Earlier forms of German applied an article (and different genders) to the names of countries, so Deutschland would have been das Deutschland, and Dänemark would have been die Dänemark. Today, most of these articles have vanished, although there are a few notable exceptions as in die Schweiz (Switzerland), der Irak (Iraq), and die Ukraine (Ukraine).
The difference in functional application of definite articles between languages — and the perils of getting it wrong — is the theme of an article by Mirjam Schmuck, who describes how Donald Trump’s use of the definite article before the phrase “African Americans” prompted accusations of racism for a usage that “would probably have gone unnoticed in German”. Such was the outrage in the USA that screenwriter and author Shonda Rhimes did not even need to reference Trump in a tweet to her 1.9 million followers saying, “I REALLY need him to stop calling me ‘THE African-Americans’ because ARE YOU KIDDING ME?”
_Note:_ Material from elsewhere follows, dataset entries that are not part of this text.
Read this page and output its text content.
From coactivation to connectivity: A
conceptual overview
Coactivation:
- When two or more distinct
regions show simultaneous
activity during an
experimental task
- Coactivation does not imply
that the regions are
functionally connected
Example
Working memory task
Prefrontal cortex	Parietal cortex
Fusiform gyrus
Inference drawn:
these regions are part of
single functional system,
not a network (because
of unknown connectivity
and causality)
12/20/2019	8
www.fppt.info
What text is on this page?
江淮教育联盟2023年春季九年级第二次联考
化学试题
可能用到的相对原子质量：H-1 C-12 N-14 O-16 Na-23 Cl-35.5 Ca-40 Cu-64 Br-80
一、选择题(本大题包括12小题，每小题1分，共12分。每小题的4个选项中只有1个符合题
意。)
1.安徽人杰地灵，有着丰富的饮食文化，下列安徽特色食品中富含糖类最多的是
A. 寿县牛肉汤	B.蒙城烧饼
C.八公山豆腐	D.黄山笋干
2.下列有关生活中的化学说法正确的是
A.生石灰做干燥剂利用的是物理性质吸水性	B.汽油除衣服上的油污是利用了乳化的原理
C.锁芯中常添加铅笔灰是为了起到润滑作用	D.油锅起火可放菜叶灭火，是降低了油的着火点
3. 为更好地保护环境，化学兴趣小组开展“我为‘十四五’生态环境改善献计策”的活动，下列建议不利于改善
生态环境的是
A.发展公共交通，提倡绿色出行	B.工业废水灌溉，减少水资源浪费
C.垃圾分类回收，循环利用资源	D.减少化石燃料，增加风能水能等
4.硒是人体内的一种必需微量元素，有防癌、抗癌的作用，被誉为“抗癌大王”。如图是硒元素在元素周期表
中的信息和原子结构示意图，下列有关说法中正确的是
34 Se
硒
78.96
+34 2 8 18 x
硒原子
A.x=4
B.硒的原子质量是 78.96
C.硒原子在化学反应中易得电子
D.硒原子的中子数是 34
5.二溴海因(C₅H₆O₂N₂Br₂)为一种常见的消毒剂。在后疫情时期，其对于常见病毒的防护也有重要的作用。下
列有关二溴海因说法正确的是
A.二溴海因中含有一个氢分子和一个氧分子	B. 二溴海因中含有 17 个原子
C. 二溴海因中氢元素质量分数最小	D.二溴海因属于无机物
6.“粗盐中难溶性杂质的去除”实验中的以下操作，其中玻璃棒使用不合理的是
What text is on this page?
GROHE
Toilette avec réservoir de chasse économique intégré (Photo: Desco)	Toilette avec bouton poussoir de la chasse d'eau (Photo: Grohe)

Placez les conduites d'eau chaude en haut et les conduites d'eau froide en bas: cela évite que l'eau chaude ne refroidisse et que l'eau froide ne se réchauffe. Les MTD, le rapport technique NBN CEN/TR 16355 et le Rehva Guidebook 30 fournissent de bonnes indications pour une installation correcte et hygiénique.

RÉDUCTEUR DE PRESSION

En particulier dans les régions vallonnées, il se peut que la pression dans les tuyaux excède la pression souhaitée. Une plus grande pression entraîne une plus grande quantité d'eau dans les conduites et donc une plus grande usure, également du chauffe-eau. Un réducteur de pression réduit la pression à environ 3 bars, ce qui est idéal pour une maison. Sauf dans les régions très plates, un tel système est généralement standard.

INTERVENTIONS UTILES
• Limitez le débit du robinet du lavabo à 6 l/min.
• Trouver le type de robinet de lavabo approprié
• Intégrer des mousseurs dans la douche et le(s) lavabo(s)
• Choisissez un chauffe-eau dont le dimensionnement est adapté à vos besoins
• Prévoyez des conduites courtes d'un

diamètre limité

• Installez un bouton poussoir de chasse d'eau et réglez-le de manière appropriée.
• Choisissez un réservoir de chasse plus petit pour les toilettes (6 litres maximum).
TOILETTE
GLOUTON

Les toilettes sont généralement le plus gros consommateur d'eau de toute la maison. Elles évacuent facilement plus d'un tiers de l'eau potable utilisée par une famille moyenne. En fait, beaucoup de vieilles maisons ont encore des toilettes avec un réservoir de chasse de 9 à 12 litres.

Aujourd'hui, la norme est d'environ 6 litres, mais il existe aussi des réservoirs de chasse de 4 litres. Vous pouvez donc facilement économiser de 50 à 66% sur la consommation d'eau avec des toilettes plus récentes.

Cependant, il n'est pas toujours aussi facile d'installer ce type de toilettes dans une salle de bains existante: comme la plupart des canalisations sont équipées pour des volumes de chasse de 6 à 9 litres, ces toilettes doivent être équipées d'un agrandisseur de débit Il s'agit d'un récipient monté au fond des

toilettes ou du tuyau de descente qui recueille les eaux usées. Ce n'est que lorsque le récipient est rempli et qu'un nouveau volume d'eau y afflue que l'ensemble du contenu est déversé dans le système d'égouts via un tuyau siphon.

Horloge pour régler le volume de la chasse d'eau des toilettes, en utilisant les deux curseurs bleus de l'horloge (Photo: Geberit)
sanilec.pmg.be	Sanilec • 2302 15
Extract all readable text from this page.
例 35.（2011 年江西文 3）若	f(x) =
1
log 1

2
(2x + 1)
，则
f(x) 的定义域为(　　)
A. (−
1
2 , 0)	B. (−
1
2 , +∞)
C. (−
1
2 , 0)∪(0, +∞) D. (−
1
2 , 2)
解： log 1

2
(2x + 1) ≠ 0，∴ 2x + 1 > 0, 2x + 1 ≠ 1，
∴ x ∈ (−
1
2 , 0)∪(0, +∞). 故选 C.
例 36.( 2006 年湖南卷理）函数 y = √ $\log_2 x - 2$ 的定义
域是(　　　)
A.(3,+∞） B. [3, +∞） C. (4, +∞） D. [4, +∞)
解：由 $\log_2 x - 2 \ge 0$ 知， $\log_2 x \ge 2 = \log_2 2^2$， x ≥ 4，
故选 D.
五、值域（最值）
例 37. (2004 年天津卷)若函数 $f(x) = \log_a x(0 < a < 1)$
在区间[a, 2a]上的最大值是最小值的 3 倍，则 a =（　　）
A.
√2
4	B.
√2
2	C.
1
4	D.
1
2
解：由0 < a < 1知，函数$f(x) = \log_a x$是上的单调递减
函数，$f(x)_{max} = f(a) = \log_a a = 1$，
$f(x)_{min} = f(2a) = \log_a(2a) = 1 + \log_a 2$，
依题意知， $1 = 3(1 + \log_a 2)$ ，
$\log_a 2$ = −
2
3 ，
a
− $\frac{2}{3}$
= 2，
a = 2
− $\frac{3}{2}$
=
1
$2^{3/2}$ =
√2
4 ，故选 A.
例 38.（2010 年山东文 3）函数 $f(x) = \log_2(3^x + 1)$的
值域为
Returning to the use of definite article with individual names, Schmuck suggests the usage is most common in southern German dialects, including Swiss German and Austrian-Bavarian. By contrast, she suggests that use of the definite article with a name might have a “derogatory connotation” in the north and remains uncommon, with central German representing a transitional area between these two preferred styles. The definite article can also be used with someone’s full name, as demonstrated in an article documenting different usages by the Leibniz-Institut für Deutsche Sprache. One example they provide includes a passage of reported speech in the newspaper Mannheimer Morgen, in which the German prime minister is referred to with a preceding definite article, “wir gehen davon aus, daß die Angela Merkel ihr Weisungsrecht nutzen wird” (“we assume that [the] Angela Merkel will exercise her right of instruction”).
Why is this feature not simply referred to as a definite article with an unusual function? Damaris Nübling offers an explanation “As names are always inherently definite, the function of this article cannot be to mark definiteness”. Instead, the onymic article is regarded as being part of the name: in some cases, it is obligatory, in other cases — as with personal names — it is more of a regional quirk.